El emperador Guillermo no era desde luego un hombre muy intuitivo ni profundo; sin embargo, como ardiente admirador y protector de un ideal anticuado, poseía una cierta capacidad intuitiva frente a los peligros que amenazaban este ideal. No era un hombre espiritual, no solía leer libros buenos, y estaba demasiado dedicado a la política. Así que aquel cuadro con la advertencia a los pueblos de Europa no surgió, como podría creerse, después de una lectura de Dostoievski, sino seguramente motivado por un vago temor a las masas humanas del Este, que podrían ser puestas en movimiento contra Europa por la ambición del Japón.
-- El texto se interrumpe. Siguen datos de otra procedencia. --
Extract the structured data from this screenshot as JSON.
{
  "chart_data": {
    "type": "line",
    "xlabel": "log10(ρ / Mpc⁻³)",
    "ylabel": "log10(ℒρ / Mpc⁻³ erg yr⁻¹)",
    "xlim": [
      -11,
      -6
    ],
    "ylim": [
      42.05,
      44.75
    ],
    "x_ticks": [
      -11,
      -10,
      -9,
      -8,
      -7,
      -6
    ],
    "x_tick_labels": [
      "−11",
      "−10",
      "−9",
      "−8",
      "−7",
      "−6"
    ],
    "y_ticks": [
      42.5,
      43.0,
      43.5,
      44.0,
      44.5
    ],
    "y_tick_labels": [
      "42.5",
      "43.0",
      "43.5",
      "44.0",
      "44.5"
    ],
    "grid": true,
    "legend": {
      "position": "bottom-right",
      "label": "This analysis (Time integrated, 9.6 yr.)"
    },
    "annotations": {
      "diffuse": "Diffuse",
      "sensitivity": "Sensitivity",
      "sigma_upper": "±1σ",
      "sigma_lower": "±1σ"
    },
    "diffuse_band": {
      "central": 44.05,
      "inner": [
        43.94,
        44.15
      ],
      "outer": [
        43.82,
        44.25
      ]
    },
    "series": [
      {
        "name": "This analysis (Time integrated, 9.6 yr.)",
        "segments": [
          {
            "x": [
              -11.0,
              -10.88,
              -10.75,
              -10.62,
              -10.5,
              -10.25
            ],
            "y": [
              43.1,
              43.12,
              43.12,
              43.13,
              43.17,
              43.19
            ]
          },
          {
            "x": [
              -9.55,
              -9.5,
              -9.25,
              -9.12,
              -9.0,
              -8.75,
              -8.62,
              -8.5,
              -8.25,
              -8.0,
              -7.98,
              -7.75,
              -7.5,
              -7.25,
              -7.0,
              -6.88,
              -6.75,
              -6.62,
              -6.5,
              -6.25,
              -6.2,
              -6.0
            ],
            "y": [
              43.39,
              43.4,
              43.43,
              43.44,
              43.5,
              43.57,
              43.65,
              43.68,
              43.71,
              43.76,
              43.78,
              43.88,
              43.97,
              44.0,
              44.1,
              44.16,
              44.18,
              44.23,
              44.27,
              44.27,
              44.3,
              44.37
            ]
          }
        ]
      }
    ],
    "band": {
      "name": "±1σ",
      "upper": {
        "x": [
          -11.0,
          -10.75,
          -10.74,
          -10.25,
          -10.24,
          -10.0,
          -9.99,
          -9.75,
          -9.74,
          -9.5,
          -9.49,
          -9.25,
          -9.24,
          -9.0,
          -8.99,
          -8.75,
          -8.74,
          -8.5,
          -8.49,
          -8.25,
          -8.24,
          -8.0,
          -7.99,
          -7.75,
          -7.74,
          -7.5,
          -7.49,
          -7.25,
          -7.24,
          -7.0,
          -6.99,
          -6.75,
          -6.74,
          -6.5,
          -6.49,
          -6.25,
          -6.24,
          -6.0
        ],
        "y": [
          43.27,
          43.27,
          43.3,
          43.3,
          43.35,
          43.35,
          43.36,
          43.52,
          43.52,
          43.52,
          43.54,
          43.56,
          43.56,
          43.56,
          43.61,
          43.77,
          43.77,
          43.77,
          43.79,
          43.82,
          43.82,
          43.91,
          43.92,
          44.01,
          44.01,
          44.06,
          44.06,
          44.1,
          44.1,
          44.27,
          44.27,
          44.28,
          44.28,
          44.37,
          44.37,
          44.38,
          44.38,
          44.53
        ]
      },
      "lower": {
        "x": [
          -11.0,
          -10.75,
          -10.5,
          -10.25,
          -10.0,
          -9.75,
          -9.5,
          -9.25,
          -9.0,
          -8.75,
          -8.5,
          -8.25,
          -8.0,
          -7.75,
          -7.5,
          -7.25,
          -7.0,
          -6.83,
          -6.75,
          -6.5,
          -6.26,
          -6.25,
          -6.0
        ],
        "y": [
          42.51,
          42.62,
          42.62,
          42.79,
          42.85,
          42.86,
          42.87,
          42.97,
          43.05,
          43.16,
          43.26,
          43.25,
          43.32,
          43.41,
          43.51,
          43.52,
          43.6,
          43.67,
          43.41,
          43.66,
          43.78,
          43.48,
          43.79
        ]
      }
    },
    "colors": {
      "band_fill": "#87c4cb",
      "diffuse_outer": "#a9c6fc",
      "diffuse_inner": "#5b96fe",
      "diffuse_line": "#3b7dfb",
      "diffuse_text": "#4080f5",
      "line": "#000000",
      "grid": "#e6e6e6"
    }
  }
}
 El emperador sólo sabía muy parcialmente lo que decía con su frase, y lo tremendamente cierta que era. Seguramente no conocía los «Karamazov», sentía una aversión por los libros buenos y profundos. Pero intuyó con singular agudeza. Exactamente el peligro que él presentía exactamente ese peligro, existía y se acercaba más cada día. Temía a los Karamazov. Temía con razón el contagio de Europa por el Este, el regreso vacilante del cansado espíritu europeo a la madre asiática.
 La segunda frase del emperador que me vino a la memoria y que, en su día, me hizo una tremenda impresión es ésta (ignoro si la dijo realmente o si sólo fue un rumor): «La guerra será ganada por la nación que tenga los nervios más fuertes». Cuando oí, todavía al principio de la guerra, esta frase fue para mí como el sordo presagio de un terremoto. Estaba claro que el emperador no quería decir eso, creía más bien decir algo muy halagador para Alemania. El mismo tenía probablemente nervios excelentes, y sus compañeros de caza y de desfiles también. Conocía también el viejo e insulso cuento de la Francia viciosa y contaminada, y de los germanos virtuosos y prolíficos, y se lo creía. Pero todos los demás, los que sabían o más bien intuían, los que tenían antenas para el mañana y el pasado mañana, para ellos aquella frase fue terrible. Porque todos ellos sabían que Alemania no tenía en absoluto los nervios más fuertes, sino más débiles que los enemigos occidentales. Aquella frase, en boca del dirigente de la nación, sonaba como una terrible y fatal arrogancia que corre ciega al desastre.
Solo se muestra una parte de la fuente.